The Trust Fund has IOU’s from the federal government.  Tapping the Trust Fund means that Social Security presents a bill to the US Treasury, and the Treasury has to pay.  Of course, the Treasury has to get the money from somewhere, and that means higher taxes, reduced spending elsewhere, or more borrowing.

These facts, reported by Eric Schurenberg on July 28, 2011, publicly expose points I made in my previous posts about Social Security.

Schurenberg lists Three Things You Can’t Say about Social Security:

1. You can’t say that Social Security doesn’t increase the deficit. As of 2010, we are permanently running in the red.

2. You can’t blame it on the boomers. The usual explanation for Social Security’s funding problems is that the baby boomers are too big a load on the system.  But the program doesn’t get any better after the boomers die off.  The reason:  The boomers’ kids aren’t having enough kids themselves.

Remember, Social Security is a pay-as-you-go system: today’s workers’ taxes pay today’s retirees’ benefits.  [I told you, Social Security is Welfare.]  To keep going, the program needs a lot more workers than retirees.  Or as financial writer Jane Bryant Quinn put it, “It’s a saving program in which you deposit children.”  The younger boomers and Gen-Xers haven’t been depositing enough future workers to take care of their parents.
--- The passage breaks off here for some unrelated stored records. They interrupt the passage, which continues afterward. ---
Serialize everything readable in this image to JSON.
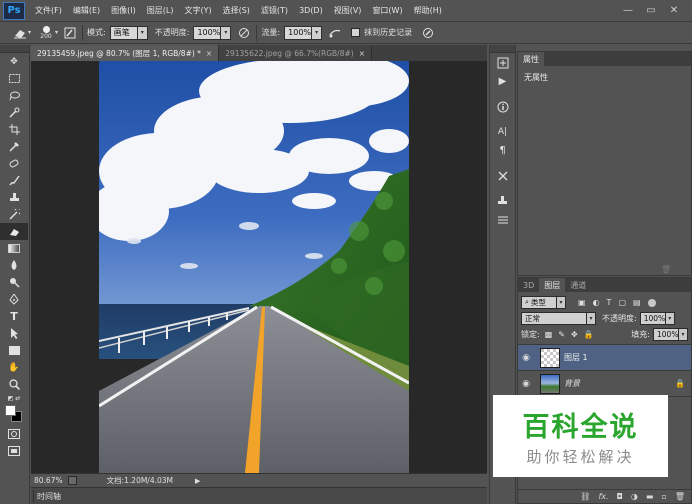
{
  "app": {
    "logo": "Ps"
  },
  "menu": [
    "文件(F)",
    "编辑(E)",
    "图像(I)",
    "图层(L)",
    "文字(Y)",
    "选择(S)",
    "滤镜(T)",
    "3D(D)",
    "视图(V)",
    "窗口(W)",
    "帮助(H)"
  ],
  "window_controls": {
    "minimize": "—",
    "restore": "▭",
    "close": "✕"
  },
  "options": {
    "brush_size": "200",
    "mode_label": "模式:",
    "mode_value": "画笔",
    "opacity_label": "不透明度:",
    "opacity_value": "100%",
    "flow_label": "流量:",
    "flow_value": "100%",
    "history_label": "抹到历史记录"
  },
  "tabs": [
    {
      "label": "29135459.jpeg @ 80.7% (图层 1, RGB/8#) *",
      "close": "×",
      "active": true
    },
    {
      "label": "29135622.jpeg @ 66.7%(RGB/8#)",
      "close": "×",
      "active": false
    }
  ],
  "status": {
    "zoom": "80.67%",
    "doc": "文档:1.20M/4.03M",
    "arrow": "▶"
  },
  "timeline": {
    "label": "时间轴"
  },
  "properties": {
    "tab": "属性",
    "empty": "无属性"
  },
  "layers_panel": {
    "tabs": [
      "3D",
      "图层",
      "通道"
    ],
    "filter_kind": "类型",
    "blend_mode": "正常",
    "opacity_label": "不透明度:",
    "opacity_value": "100%",
    "lock_label": "锁定:",
    "fill_label": "填充:",
    "fill_value": "100%",
    "layers": [
      {
        "name": "图层 1",
        "selected": true
      },
      {
        "name": "背景",
        "selected": false
      }
    ],
    "footer_icons": [
      "link-icon",
      "fx-icon",
      "mask-icon",
      "adjustment-icon",
      "folder-icon",
      "new-layer-icon",
      "trash-icon"
    ]
  },
  "watermark": {
    "title": "百科全说",
    "subtitle": "助你轻松解决"
  },
  "colors": {
    "ui_bg": "#535353",
    "canvas_bg": "#282828",
    "selected_layer": "#4f6284",
    "watermark_green": "#2aa62e"
  }
}
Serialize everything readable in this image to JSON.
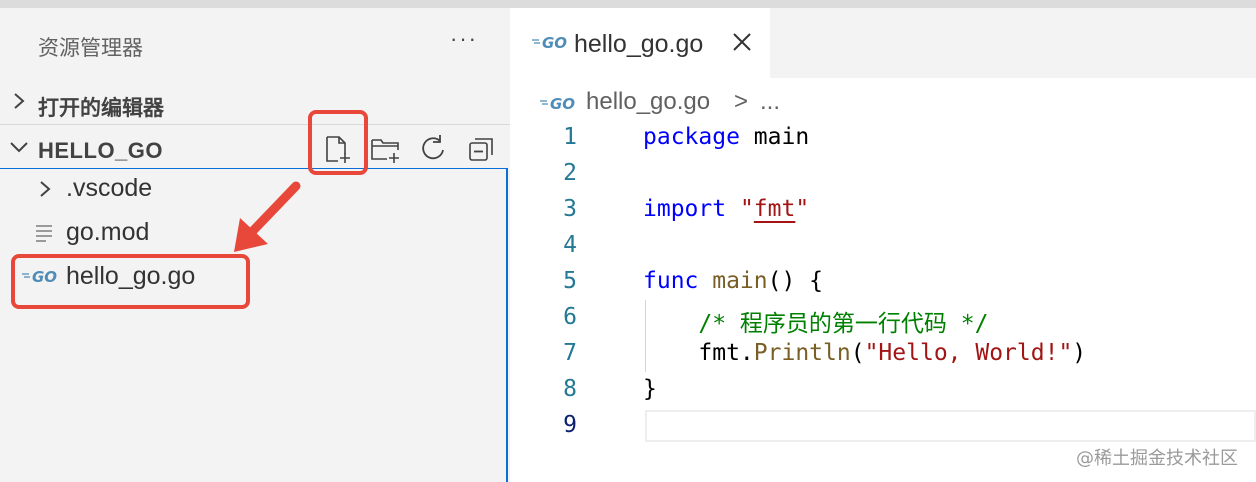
{
  "sidebar": {
    "title": "资源管理器",
    "more_label": "···",
    "open_editors_label": "打开的编辑器",
    "folder_label": "HELLO_GO",
    "toolbar": {
      "new_file": "new-file-icon",
      "new_folder": "new-folder-icon",
      "refresh": "refresh-icon",
      "collapse": "collapse-all-icon"
    },
    "tree": [
      {
        "label": ".vscode",
        "icon": "chevron-right-icon"
      },
      {
        "label": "go.mod",
        "icon": "file-lines-icon"
      },
      {
        "label": "hello_go.go",
        "icon": "go-file-icon"
      }
    ]
  },
  "editor": {
    "tab_label": "hello_go.go",
    "breadcrumb": {
      "file": "hello_go.go",
      "separator": ">",
      "more": "..."
    },
    "line_numbers": [
      "1",
      "2",
      "3",
      "4",
      "5",
      "6",
      "7",
      "8",
      "9"
    ],
    "code": {
      "l1_kw": "package",
      "l1_name": " main",
      "l3_kw": "import",
      "l3_q1": " \"",
      "l3_str": "fmt",
      "l3_q2": "\"",
      "l5_kw": "func",
      "l5_fn": " main",
      "l5_rest": "() {",
      "l6_comment": "    /* 程序员的第一行代码 */",
      "l7_obj": "    fmt.",
      "l7_fn": "Println",
      "l7_open": "(",
      "l7_str": "\"Hello, World!\"",
      "l7_close": ")",
      "l8": "}"
    },
    "active_line": "9"
  },
  "watermark": "@稀土掘金技术社区",
  "colors": {
    "highlight": "#e8483a",
    "focus_border": "#0a6ed8",
    "keyword": "#0000ff",
    "string": "#a31515",
    "comment": "#008000",
    "function": "#795e26",
    "go_logo": "#4f8db8"
  }
}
3.  You can’t say the payroll tax cut is temporary. You and everyone else with a paycheck got a two percentage point cut in your Social Security payroll tax this year.  Taxes, once cut, are hard to reinstate.  (Remember the Bush tax cuts that were supposed to expire in 2010?)  And, in fact, the main topic among policy makers regarding this year’s Social Security tax cut is not when to restore it, but how long to extend it and whether to stretch it to three percent and maybe to offer it to employers as well as employees.  That’s great for your pocketbook, possibly helpful for the economy, but it, too, widens the deficit.  The law says the payroll tax cut  has to be replaced by general revenues, so the tax cut doesn’t change Social Security’s accounting, but that’s just fiscal sleight-of-hand: you the taxpayer eventually cover the cost, whether it comes out of your FICA taxes or your income taxes.

More to the point, the shifty accounting dodges the “Big Question about Social Security.”  While Social Security’s shortfall is manageable, it is also real.  The long-run deficit can be eliminated only by putting more money into the system or by cutting benefits.  There is no silver bullet.

[I have quoted extensively from an article by Eric Schurenberg.]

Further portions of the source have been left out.